I decided to write my own software mixer with a very thin hardware abstraction layer per platform. Partly because I would get the render-to-file feature basically for free, but it also opens up the possibility to add in effects like echo and reverb.

I thought for sure that the hardest part of the mixer project would be to write the actual mixer. I couldn’t be more wrong.. It turns out researching approrpriate low-level audio interfaces for each platform took way more time. There are at least four or five different APIs on Windows and just as many on OSX, yet it’s suprisingly hard to just stream raw PCM data to the left and right speaker. Extremely frustrating, because this is exactly what the driver wants in the end anyway. Why not just offer a simple callback from a high-priority system thread - feedMoreDataPlease(void* buffer, int size)? I get that some people want 3D positioning, Internet streaming and what-not, but that’s not a reason to hide low-level access for the rest of us that just want to submit a raw mix to the driver.

Cudos to Apple for exposing exactly this type of interface through the Audio Unit API (part of Core Audio). It can actually be configured to do what I’m asking for, and offers really good latency too - around 10 ms on both OSX and iOS.

Android doesn’t seem to offer any viable options to OpenSL through the NDK. Fortunately OpenSL is also reasonably sane when it comes to streaming and offers latency in the 50 ms range (plus some hidden latency within OpenSL or the drivers, unclear exactly how much). It’s not perfect, but acceptable. OpenSL is a beast to setup though. Why on earth would anyone design an API like that? And there is very little help available online except for the 600 page reference manual. I finally got it to work and I hope I never ever need to touch it again.
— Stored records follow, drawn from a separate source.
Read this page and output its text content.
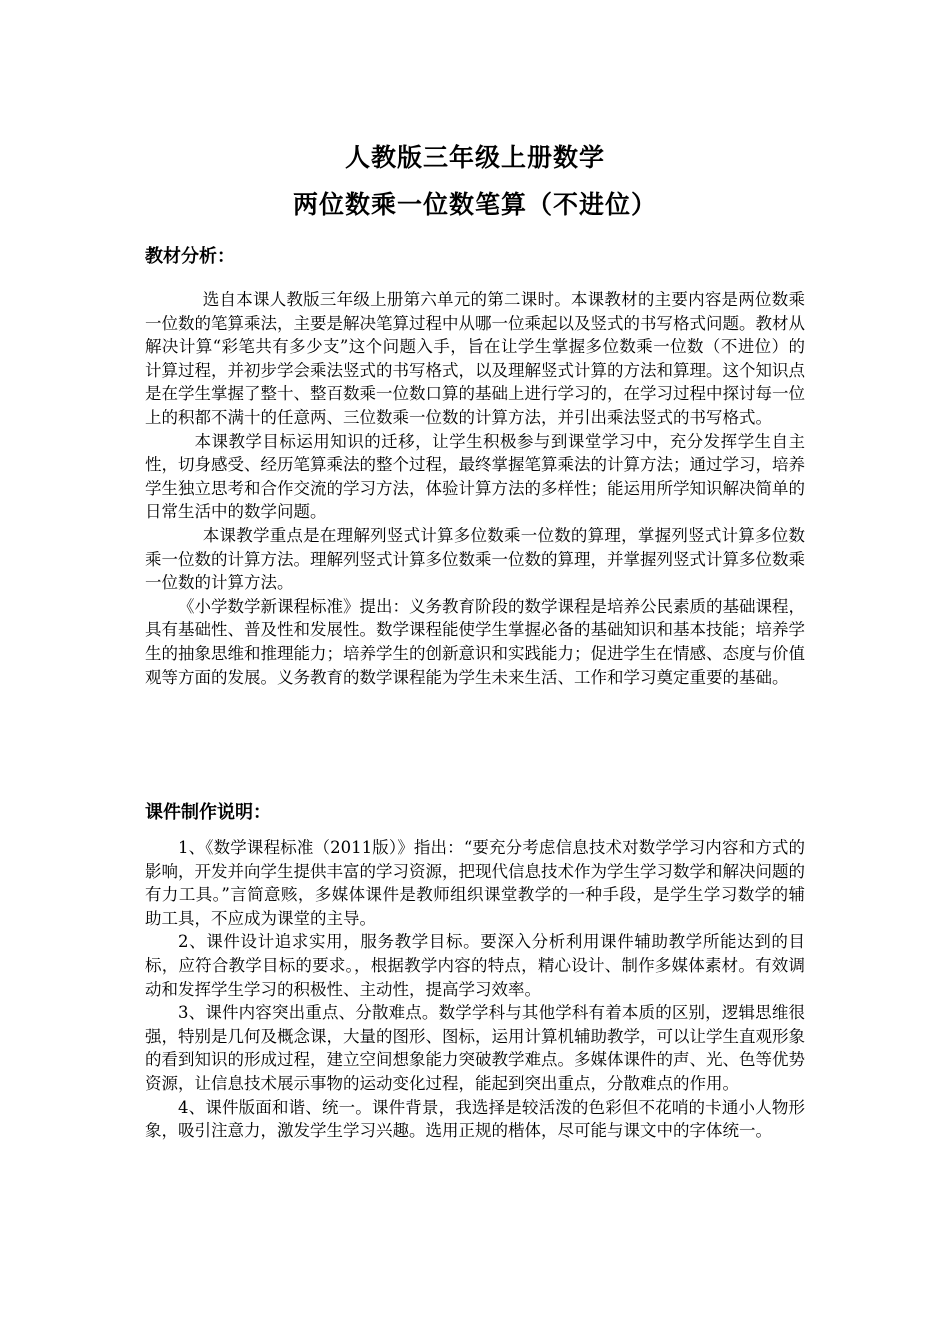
人教版三年级上册数学
两位数乘一位数笔算（不进位）
教材分析：

选自本课人教版三年级上册第六单元的第二课时。本课教材的主要内容是两位数乘一位数的笔算乘法，主要是解决笔算过程中从哪一位乘起以及竖式的书写格式问题。教材从解决计算“彩笔共有多少支”这个问题入手，旨在让学生掌握多位数乘一位数（不进位）的计算过程，并初步学会乘法竖式的书写格式，以及理解竖式计算的方法和算理。这个知识点是在学生掌握了整十、整百数乘一位数口算的基础上进行学习的，在学习过程中探讨每一位上的积都不满十的任意两、三位数乘一位数的计算方法，并引出乘法竖式的书写格式。

本课教学目标运用知识的迁移，让学生积极参与到课堂学习中，充分发挥学生自主性，切身感受、经历笔算乘法的整个过程，最终掌握笔算乘法的计算方法；通过学习，培养学生独立思考和合作交流的学习方法，体验计算方法的多样性；能运用所学知识解决简单的日常生活中的数学问题。

本课教学重点是在理解列竖式计算多位数乘一位数的算理，掌握列竖式计算多位数乘一位数的计算方法。理解列竖式计算多位数乘一位数的算理，并掌握列竖式计算多位数乘一位数的计算方法。

《小学数学新课程标准》提出：义务教育阶段的数学课程是培养公民素质的基础课程，具有基础性、普及性和发展性。数学课程能使学生掌握必备的基础知识和基本技能；培养学生的抽象思维和推理能力；培养学生的创新意识和实践能力；促进学生在情感、态度与价值观等方面的发展。义务教育的数学课程能为学生未来生活、工作和学习奠定重要的基础。

课件制作说明：

1、《数学课程标准（2011版）》指出：“要充分考虑信息技术对数学学习内容和方式的影响，开发并向学生提供丰富的学习资源，把现代信息技术作为学生学习数学和解决问题的有力工具。”言简意赅，多媒体课件是教师组织课堂教学的一种手段，是学生学习数学的辅助工具，不应成为课堂的主导。

2、课件设计追求实用，服务教学目标。要深入分析利用课件辅助教学所能达到的目标，应符合教学目标的要求。，根据教学内容的特点，精心设计、制作多媒体素材。有效调动和发挥学生学习的积极性、主动性，提高学习效率。

3、课件内容突出重点、分散难点。数学学科与其他学科有着本质的区别，逻辑思维很强，特别是几何及概念课，大量的图形、图标，运用计算机辅助教学，可以让学生直观形象的看到知识的形成过程，建立空间想象能力突破教学难点。多媒体课件的声、光、色等优势资源，让信息技术展示事物的运动变化过程，能起到突出重点，分散难点的作用。

4、课件版面和谐、统一。课件背景，我选择是较活泼的色彩但不花哨的卡通小人物形象，吸引注意力，激发学生学习兴趣。选用正规的楷体，尽可能与课文中的字体统一。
Windows is the only platform where I still haven’t found a decent low-level audio API. There is Media Foundation and WASAPI which I haven’t looked at because it’s Windows 7 and Vista only. DirectSound is probably the most widely used, but it doesn’t seem to offer a direct callback. Instead it relies on a user thread to feed new buffers periodically (making it virtually useless for low-latency stuff due to the horrible Windows scheduler). There is also the old waveOut interface in WinMM which at a first glance looks like a perfect match - it offers a callback when the driver needs more data, but here’s the catch - you are not allowed to feed audio data from the callback itself because it may cause the process to deadlock! You are supposed to do this from a separate thread and can only commnuicate with certain “safe” system functions. I’m totally ignoring that for the time being, feeding audio data from the callback and it seems to work great in Windows 7 at least (I suppose this is because the waveOut interface is deprecated and wrapped in fifteen layers of user-mode code at this point…). The latency with the waveOut method ended up being in the 30 ms range.

It took some experimenting to get decent performance of the software mixer, but since it all happens on a separate thread I’m not too concerned these days when even mid-range mobile phones have multiple cores…